Two additional options specifically enable a check of a set of predefined sensitive key words related to GDPR (General Data Protection Regulation) and/or PCI-DSS (Payment Card Industry Data Security Standards) data:

These options are ONLY currently taken into account for Mainframe technologies (analyzed via the com.castsoftware.mainframe, SQL technologies (analyzed via the com.castsoftware.sqlanalyzer extension) and NoSQL technologies (analyzed via the com.castsoftware.nosqljava and com.castsoftware.nosqldotnet extensions).
These options do not provide a certification for GDPR and PCI DSS. Their aim is to help identify sensitive data in particular contexts.
It is still possible to provide your own custom key word indicators, see Data Sensitivity for more information.
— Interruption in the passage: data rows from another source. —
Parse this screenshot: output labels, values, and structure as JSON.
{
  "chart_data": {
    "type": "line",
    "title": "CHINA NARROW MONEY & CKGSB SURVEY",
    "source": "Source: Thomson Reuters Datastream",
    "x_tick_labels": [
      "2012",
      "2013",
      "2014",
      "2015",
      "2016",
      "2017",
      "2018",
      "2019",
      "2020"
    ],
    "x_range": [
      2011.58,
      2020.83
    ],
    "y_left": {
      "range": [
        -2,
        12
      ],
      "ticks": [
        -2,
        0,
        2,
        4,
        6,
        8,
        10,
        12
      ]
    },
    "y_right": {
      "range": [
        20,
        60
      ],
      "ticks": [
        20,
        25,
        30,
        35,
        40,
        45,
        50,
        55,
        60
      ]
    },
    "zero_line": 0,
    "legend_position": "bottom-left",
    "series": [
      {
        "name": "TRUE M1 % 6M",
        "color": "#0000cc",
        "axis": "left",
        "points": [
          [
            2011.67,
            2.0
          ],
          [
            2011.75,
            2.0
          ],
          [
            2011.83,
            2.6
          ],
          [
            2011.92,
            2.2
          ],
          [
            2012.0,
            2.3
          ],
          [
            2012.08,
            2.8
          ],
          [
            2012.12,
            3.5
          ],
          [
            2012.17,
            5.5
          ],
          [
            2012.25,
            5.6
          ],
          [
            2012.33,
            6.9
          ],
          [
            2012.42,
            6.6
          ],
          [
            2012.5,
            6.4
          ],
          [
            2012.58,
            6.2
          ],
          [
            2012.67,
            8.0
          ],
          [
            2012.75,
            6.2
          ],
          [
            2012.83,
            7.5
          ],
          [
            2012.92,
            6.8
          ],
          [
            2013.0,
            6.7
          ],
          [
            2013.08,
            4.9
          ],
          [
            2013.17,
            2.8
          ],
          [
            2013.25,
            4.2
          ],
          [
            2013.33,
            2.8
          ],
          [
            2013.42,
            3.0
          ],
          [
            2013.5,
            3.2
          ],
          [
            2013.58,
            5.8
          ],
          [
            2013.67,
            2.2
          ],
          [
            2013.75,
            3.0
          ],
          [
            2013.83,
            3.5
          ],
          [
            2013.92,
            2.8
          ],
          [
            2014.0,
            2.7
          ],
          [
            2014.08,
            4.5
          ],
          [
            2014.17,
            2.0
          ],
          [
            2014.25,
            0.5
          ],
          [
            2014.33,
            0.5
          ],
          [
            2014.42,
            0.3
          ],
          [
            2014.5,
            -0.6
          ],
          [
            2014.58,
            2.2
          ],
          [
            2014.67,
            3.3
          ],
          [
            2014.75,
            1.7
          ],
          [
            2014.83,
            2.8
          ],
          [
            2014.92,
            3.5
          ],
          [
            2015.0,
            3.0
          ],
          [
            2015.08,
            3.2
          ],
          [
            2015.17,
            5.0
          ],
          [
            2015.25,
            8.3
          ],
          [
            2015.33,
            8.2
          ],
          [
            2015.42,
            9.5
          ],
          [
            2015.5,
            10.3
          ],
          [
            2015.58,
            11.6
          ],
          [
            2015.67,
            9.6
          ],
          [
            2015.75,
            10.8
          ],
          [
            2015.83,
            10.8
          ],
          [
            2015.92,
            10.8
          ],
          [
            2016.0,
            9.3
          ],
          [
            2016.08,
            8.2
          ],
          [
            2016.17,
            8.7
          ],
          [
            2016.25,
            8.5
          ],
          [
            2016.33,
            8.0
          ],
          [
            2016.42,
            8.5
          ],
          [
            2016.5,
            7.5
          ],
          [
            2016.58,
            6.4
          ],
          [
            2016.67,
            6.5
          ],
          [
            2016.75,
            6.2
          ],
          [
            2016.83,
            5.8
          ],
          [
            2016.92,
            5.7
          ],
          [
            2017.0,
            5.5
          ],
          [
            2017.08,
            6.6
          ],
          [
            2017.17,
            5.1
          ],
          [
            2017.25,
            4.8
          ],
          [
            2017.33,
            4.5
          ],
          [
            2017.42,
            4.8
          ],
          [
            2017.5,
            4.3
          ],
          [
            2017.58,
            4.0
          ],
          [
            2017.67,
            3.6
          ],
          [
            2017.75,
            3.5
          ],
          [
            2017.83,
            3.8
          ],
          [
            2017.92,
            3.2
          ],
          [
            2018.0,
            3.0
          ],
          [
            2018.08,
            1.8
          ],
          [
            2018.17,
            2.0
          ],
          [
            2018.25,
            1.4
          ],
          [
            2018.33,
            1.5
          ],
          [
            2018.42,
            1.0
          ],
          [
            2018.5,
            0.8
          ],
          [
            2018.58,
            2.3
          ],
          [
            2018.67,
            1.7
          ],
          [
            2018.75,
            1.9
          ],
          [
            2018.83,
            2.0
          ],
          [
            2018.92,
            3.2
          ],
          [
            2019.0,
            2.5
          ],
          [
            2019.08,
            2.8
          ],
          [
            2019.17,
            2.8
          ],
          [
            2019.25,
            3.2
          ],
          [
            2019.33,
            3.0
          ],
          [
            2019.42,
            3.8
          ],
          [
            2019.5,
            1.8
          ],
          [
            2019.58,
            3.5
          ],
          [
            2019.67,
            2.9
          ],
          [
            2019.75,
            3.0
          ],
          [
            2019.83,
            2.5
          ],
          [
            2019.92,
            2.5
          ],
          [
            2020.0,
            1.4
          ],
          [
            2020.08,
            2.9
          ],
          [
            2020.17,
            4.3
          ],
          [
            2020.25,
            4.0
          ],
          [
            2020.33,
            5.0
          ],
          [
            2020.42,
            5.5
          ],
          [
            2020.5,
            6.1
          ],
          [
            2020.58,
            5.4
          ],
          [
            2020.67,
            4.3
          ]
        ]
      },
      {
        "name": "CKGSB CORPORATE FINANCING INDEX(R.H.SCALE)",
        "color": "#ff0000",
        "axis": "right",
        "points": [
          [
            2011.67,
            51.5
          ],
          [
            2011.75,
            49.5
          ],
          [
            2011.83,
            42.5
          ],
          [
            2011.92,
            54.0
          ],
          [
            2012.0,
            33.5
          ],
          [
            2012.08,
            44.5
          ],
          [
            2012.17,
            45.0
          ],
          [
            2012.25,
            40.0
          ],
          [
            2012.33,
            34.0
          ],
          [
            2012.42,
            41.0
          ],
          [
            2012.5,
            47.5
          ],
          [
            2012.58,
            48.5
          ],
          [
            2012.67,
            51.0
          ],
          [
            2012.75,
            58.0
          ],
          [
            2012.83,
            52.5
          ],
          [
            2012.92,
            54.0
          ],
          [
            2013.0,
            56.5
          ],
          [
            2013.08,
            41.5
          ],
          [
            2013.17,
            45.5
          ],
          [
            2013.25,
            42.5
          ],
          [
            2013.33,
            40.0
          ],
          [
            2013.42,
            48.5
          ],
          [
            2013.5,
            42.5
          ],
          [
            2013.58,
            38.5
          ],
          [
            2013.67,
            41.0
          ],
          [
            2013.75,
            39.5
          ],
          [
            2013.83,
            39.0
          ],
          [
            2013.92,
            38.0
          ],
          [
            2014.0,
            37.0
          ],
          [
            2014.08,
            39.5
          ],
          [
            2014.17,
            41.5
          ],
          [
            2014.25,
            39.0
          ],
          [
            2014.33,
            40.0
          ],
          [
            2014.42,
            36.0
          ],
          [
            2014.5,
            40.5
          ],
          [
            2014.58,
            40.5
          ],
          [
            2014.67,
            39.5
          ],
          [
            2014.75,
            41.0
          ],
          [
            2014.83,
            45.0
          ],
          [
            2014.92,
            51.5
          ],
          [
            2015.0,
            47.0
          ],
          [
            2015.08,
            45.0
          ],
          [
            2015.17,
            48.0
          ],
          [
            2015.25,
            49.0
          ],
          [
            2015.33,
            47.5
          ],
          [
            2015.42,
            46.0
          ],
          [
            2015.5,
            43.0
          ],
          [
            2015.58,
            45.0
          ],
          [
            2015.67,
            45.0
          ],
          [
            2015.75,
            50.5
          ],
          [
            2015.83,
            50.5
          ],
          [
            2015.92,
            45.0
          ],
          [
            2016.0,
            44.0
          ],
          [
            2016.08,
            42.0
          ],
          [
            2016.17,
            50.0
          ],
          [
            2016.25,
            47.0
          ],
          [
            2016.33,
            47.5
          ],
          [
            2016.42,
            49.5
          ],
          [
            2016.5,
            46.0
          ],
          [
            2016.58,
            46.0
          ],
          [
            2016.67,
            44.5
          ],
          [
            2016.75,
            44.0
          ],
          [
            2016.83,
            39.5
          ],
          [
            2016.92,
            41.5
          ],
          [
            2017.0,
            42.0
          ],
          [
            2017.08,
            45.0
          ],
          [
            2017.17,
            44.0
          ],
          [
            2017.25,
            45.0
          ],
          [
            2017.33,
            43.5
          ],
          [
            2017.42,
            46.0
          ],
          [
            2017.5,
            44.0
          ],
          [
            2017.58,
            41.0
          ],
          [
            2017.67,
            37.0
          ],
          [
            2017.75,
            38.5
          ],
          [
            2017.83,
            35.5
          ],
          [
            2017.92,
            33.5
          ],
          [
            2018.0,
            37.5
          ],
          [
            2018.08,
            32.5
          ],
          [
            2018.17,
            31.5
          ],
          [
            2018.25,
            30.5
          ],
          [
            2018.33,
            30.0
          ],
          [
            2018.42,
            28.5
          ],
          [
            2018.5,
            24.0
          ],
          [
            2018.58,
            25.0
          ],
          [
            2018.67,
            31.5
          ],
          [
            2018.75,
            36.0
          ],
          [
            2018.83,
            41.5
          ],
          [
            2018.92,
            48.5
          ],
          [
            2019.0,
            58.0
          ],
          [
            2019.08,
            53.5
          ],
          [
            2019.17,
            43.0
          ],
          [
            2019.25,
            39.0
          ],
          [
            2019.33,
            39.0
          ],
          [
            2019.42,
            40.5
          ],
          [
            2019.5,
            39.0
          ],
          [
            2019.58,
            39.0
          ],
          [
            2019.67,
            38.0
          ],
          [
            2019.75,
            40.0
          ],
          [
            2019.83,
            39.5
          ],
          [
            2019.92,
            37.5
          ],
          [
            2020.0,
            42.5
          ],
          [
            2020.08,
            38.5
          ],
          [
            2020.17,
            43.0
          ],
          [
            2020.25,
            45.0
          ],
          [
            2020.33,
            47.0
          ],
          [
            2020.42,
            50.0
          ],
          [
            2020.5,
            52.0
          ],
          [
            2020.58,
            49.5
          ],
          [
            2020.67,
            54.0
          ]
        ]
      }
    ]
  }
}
In other words, enabling the GDPR option (for example) will force the check using the predefined keywords. When the analysis runs, the predefined keywords defined will be checked and if any are found in the source code a flag will be added in the analysis results on the object in question. This can be seen as below in CAST Imaging:

Click to enlarge

Resuming interrupted jobs

Should your job be interrupted for whatever reason (network issue, issue on the Node etc.), CAST Console is able to resume the job from the same point or a previous point. Take for example a job that has been interrupted in the Install step:

Returning to the Application - Overview with Fast Scan page, a Resume button will be displayed in place of Run analysis:

In addition starting CAST Console 2.9, steps that were successfully completed prior to the interruption will be displayed as follows:

Log panel	Click to enlarge
Job progress screen ≥ 2.9	Click to enlarge

Technical details for resume functionality

Click here to expand...

For each step listed below, CAST Console will attempt to resume either from the same step or a previous step:

resume from the same step it failed or was stopped
resume from a previous step

E.g.:

Fast Scan
- Unzipping source
- Initialize fast scan
- Content discovery
Install
- Exclude files
- Create application schemas
- Set up Management database - resume from 'Create application schemas'
- Declare application in Management database - resume from 'Create application schemas'
- Install extensions
Configure
- Creating package from source - refresh onboarding, Prepare Version and resume from 'Content discovery'
- Attaching package to version - refresh onboarding, Prepare Version and resume from 'Content discovery'
- Delivering version - refresh onboarding, Prepare Version and resume from 'Content discovery'
- Accepting Version - refresh onboarding, Prepare Version and resume from 'Content discovery'
- Set as current version
Analysis

- Run analysis
- Prepare analysis data
Upload
- Create snapshot
- Generate snapshot indicators
- Publish to Health Dashboard
- Upload to CAST Imaging

Limitations

The resume functionality is available based on the status of the last executed job, therefore if the analysis has been stopped manually:

and a new extension is added (but not installed), in order to continue the analysis the Resume button should be used so that the "update extension" step is actioned before the analysis step is resumed.
and a new extension is installed, when the install extension action is complete the Resume button will be replaced by Run analysis.